Schleppende Gesundheitsreform

Die Gesundheitsreform ist eine unendliche Geschichte zwischen Bund, Ländern und Sozialversicherung - die alle in den rund 25 Milliarden schweren Topf der öffentlichen Gesundheitsausgaben einzahlen. Diese wachsen rasant, und mit der Reform von 2012 sollte der Kostenexplosion im Gesundheitswesen endgültig Einhalt geboten werden. Zweieinhalb Jahre später zeigt sich: das ist nicht so sicher. Die Umsetzung läuft sehr schleppend, kritisieren Experten und Beteiligte.

Mittagsjournal, 18.7.2015

Um sagenhafte sieben Milliarden Euro wären die öffentlichen Gesundheitsausgaben zwischen 2010 und 2016 angestiegen, wenn 2012 nicht die Reform eingeleitet worden wäre. Jetzt sollen die Kosten nur um fünfeinhalb Milliarden auf 25,5 Milliarden Euro 2016 steigen. Auch nicht wenig, aber immerhin weniger als im Horror-Szenario der Prognose.

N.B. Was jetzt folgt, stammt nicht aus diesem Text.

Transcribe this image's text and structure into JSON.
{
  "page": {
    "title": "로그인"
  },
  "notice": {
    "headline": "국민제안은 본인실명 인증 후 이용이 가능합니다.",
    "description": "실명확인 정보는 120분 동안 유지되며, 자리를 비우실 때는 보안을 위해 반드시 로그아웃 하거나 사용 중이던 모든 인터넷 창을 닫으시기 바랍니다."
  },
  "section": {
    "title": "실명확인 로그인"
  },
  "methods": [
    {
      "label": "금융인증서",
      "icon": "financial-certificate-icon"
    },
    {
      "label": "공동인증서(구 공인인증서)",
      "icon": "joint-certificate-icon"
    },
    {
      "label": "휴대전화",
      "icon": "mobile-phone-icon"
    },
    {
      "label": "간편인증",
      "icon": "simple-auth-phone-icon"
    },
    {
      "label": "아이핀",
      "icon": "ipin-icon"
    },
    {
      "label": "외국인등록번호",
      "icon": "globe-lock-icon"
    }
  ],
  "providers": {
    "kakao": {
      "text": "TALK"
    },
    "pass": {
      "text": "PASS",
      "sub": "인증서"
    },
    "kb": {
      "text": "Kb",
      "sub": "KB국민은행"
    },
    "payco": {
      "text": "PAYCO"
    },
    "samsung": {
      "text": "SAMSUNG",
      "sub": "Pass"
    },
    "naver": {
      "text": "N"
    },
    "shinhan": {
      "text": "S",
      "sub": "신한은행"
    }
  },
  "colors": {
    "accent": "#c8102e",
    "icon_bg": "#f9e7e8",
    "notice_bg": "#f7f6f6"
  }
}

Doch Experten wie der Gesundheitsökonom Ernest Pichlbauer trauen der Sache nicht: die Reform sei tot. Und zwar nicht deshalb, weil die Prognose-Zahlen umstritten und das Kostendämpfungs-Volumen von 3,4 Milliarden Euro bis Ende 2016 ein rein virtuelles ist. Pichlbauer zweifelt an der Umsetzung der Maßnahmen, im Wesentlichen eine Stärkung des niedergelassenen Bereichs durch neue Primärversorgungszentren, um endlich mit der teuren Spitalslastigkeit des Systems aufzuräumen.

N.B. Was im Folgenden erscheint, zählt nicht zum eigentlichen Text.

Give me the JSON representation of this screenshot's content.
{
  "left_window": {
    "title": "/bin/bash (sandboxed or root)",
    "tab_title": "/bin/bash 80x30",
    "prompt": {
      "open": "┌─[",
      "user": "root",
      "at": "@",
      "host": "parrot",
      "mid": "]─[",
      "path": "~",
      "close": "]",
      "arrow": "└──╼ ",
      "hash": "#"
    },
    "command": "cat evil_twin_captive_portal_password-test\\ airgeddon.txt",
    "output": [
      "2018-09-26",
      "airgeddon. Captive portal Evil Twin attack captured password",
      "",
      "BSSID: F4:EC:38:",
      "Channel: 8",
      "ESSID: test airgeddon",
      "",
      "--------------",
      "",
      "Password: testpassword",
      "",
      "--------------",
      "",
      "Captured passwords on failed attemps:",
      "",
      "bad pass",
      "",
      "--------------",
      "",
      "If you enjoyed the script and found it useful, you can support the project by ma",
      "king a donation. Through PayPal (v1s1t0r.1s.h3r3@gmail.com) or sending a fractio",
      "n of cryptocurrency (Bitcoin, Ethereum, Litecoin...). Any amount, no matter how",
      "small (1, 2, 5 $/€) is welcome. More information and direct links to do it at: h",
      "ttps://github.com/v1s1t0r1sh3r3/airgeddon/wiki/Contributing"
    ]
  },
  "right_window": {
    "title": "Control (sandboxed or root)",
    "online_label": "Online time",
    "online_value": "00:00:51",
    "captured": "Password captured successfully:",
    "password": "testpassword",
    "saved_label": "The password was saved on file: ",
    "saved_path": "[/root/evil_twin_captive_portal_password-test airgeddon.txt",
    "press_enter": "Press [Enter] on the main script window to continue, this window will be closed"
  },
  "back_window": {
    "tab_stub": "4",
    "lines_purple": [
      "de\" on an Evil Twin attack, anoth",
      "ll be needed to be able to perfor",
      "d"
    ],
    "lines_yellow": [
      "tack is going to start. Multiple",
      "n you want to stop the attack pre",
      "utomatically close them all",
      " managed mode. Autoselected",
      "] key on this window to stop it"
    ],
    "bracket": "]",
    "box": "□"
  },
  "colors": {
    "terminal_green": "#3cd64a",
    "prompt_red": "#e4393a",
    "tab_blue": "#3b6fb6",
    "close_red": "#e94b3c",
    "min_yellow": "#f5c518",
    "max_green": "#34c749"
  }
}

Pichlbauer sagt am Beispiel Wien, es stehe alles. Der steirische Gesundheitslandesrat Christopher Drexler von der ÖVP gibt dem Experten recht: 2016 sollte ein Prozent der Wohnbevölkerung mit Primärversorgungszentren versorgt werden. Davon sei man weit davon entfernt. Und Drexler wird, was das gemächliche Reformtempo betrifft, noch deutlicher: statt Zeitlupentempo sollte es Zeitraffertempo geben.

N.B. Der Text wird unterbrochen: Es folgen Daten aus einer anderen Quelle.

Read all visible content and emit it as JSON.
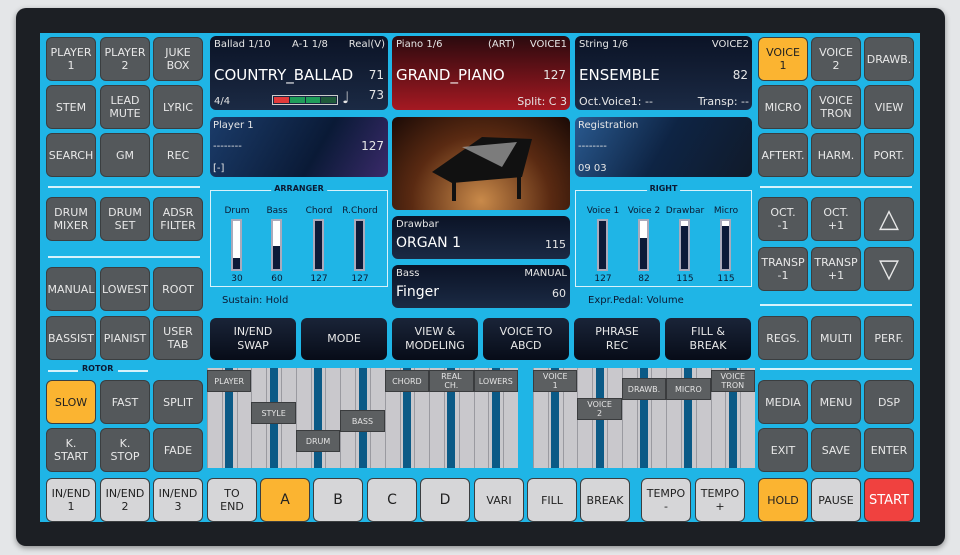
{
  "colors": {
    "screen": "#1fb5e6",
    "button": "#54585b",
    "active": "#fbb431",
    "start": "#f0413f"
  },
  "left_buttons": [
    "PLAYER\n1",
    "PLAYER\n2",
    "JUKE\nBOX",
    "STEM",
    "LEAD\nMUTE",
    "LYRIC",
    "SEARCH",
    "GM",
    "REC",
    "DRUM\nMIXER",
    "DRUM\nSET",
    "ADSR\nFILTER",
    "MANUAL",
    "LOWEST",
    "ROOT",
    "BASSIST",
    "PIANIST",
    "USER\nTAB",
    "SLOW",
    "FAST",
    "SPLIT",
    "K.\nSTART",
    "K.\nSTOP",
    "FADE"
  ],
  "rotor_label": "ROTOR",
  "right_buttons": [
    "VOICE\n1",
    "VOICE\n2",
    "DRAWB.",
    "MICRO",
    "VOICE\nTRON",
    "VIEW",
    "AFTERT.",
    "HARM.",
    "PORT.",
    "OCT.\n-1",
    "OCT.\n+1",
    "△",
    "TRANSP\n-1",
    "TRANSP\n+1",
    "▽",
    "REGS.",
    "MULTI",
    "PERF.",
    "MEDIA",
    "MENU",
    "DSP",
    "EXIT",
    "SAVE",
    "ENTER"
  ],
  "bottom_buttons": [
    "IN/END\n1",
    "IN/END\n2",
    "IN/END\n3",
    "TO\nEND",
    "A",
    "B",
    "C",
    "D",
    "VARI",
    "FILL",
    "BREAK",
    "TEMPO\n-",
    "TEMPO\n+",
    "HOLD",
    "PAUSE",
    "START"
  ],
  "style": {
    "bank": "Ballad 1/10",
    "variation": "A-1 1/8",
    "mode": "Real(V)",
    "name": "COUNTRY_BALLAD",
    "value": "71",
    "time_sig": "4/4",
    "tempo": "73",
    "beat_indicator": [
      "red",
      "green",
      "green",
      "green"
    ],
    "note_icon": "quarter-note-icon"
  },
  "voice1": {
    "bank": "Piano 1/6",
    "art": "(ART)",
    "tag": "VOICE1",
    "name": "GRAND_PIANO",
    "value": "127",
    "split": "Split: C 3"
  },
  "voice2": {
    "bank": "String 1/6",
    "tag": "VOICE2",
    "name": "ENSEMBLE",
    "value": "82",
    "oct": "Oct.Voice1: --",
    "transp": "Transp: --"
  },
  "player": {
    "title": "Player 1",
    "song": "--------",
    "value": "127",
    "status": "[-]"
  },
  "registration": {
    "title": "Registration",
    "name": "--------",
    "number": "09 03"
  },
  "arranger": {
    "title": "ARRANGER",
    "channels": [
      {
        "label": "Drum",
        "value": 30
      },
      {
        "label": "Bass",
        "value": 60
      },
      {
        "label": "Chord",
        "value": 127
      },
      {
        "label": "R.Chord",
        "value": 127
      }
    ],
    "max": 127,
    "sustain": "Sustain: Hold"
  },
  "right": {
    "title": "RIGHT",
    "channels": [
      {
        "label": "Voice 1",
        "value": 127
      },
      {
        "label": "Voice 2",
        "value": 82
      },
      {
        "label": "Drawbar",
        "value": 115
      },
      {
        "label": "Micro",
        "value": 115
      }
    ],
    "max": 127,
    "expr": "Expr.Pedal: Volume"
  },
  "drawbar": {
    "title": "Drawbar",
    "name": "ORGAN 1",
    "value": "115"
  },
  "bass": {
    "title": "Bass",
    "mode": "MANUAL",
    "name": "Finger",
    "value": "60"
  },
  "function_buttons": [
    "IN/END\nSWAP",
    "MODE",
    "VIEW &\nMODELING",
    "VOICE TO\nABCD",
    "PHRASE\nREC",
    "FILL &\nBREAK"
  ],
  "left_mixer": [
    "PLAYER",
    "STYLE",
    "DRUM",
    "BASS",
    "CHORD",
    "REAL\nCH.",
    "LOWERS"
  ],
  "right_mixer": [
    "VOICE\n1",
    "VOICE\n2",
    "DRAWB.",
    "MICRO",
    "VOICE\nTRON"
  ]
}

Dazu kommt ein zentraler Konstruktionsfehler der Reform: Die Ausgabensteigerung sollte an das Wachstum des Bruttoinlandsprodukts gekoppelt und so begrenzt werden. Angenommen hat man ein nominelles Wachstum von 3,6 Prozent - was fern der Realität ist. Der BIP-Zuwachs liegt seit 2013 unter zwei Prozent.

Mit der fatalen Folge, dass sich die Akteure zwar zu ein bisschen Kostendämpfung verpflichtet haben, aber ohne heilsamen Zwang und mit weiterhin viel Ausgabenspielraum.